Experimental Evaluation

The effectiveness of this methodology is empirically validated across a suite of T2V models—Open-Sora, Pika, Luma, and Kling—highlighting its robustness and success in outperforming existing benchmarks like T2VSafetyBench and DACA in terms of attack success rate (ASR) and semantic fidelity. The authors report substantial improvements in ASR, with Open-Sora yielding the highest vulnerability to these jailbreak prompts, a finding that underscores the variability in robustness across different model architectures.

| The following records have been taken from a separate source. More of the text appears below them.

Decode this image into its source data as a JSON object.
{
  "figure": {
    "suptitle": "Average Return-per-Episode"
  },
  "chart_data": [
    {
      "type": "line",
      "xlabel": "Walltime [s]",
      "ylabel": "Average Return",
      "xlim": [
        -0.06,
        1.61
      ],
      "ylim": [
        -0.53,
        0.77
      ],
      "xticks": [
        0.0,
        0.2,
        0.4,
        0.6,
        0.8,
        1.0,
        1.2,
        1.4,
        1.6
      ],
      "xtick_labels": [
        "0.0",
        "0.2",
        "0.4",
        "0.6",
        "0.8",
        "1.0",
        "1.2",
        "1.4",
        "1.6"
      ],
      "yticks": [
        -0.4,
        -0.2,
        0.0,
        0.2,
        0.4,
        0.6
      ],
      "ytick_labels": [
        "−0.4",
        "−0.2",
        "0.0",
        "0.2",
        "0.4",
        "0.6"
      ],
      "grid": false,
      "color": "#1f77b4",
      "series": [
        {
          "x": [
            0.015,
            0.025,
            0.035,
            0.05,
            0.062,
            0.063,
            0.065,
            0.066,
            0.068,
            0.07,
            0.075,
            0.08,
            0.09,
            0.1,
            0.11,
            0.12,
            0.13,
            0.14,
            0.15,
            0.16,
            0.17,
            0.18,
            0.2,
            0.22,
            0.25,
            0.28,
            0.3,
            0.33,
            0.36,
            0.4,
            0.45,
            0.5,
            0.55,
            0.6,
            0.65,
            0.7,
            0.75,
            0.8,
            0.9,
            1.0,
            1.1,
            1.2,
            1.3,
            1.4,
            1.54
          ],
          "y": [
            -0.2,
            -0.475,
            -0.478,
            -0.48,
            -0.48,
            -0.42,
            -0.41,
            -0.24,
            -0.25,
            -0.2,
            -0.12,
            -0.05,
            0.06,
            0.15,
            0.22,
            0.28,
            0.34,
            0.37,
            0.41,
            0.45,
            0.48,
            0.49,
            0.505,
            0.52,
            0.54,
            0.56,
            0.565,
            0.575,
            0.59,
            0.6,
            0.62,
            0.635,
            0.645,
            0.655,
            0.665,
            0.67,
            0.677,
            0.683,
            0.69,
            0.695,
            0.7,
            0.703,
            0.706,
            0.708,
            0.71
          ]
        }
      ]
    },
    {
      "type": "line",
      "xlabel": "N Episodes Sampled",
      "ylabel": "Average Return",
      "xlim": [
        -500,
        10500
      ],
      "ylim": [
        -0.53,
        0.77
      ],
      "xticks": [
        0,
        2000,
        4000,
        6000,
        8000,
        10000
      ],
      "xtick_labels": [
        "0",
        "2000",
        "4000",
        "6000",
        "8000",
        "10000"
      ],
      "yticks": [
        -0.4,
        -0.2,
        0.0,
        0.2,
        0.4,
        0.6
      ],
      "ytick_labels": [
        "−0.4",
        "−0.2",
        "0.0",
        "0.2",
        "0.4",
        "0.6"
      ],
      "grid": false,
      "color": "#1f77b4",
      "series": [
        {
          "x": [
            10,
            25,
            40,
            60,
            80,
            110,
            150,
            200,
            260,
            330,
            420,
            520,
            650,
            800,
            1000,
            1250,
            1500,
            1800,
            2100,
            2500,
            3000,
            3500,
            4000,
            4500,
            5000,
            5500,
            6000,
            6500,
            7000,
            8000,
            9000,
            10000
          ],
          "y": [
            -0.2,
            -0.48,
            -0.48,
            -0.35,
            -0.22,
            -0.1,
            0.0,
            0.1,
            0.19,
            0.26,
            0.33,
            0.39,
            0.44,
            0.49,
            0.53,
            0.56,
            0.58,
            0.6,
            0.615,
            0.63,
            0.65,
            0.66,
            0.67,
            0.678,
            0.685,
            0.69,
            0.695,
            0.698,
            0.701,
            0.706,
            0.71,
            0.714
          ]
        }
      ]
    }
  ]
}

Implications and Future Directions

The findings presented in this paper demand a reevaluation of current model safety strategies and provoke discussions on improving the defensive postures of generative video models. The critical aspect of maintaining semantic integrity through adversarial prompts while successfully evading safety filters points to potential weaknesses in existing methodologies that rely heavily on recognizing overtly dangerous content. A pivot towards integrating stronger contextual and semantic checks within safety frameworks appears necessary.

Furthermore, the paper opens avenues for future inquiry into robust model design that considers adversarial context genuinely, incorporating more dynamic adaptability to counterintelligence attempts, and aligns with ethical AI deployment practices. Research could also explore the potential cross-modal implications of analogous vulnerabilities manifesting in text-to-image or other synthetically generated media models using similar diffusion techniques.

Overall, this paper contributes essential insights toward fortifying safety protocols against adversarial threats within generative AI models, emphasizing a proactive approach to AI security in light of rapidly advancing capabilities in machine learning and synthetic media production.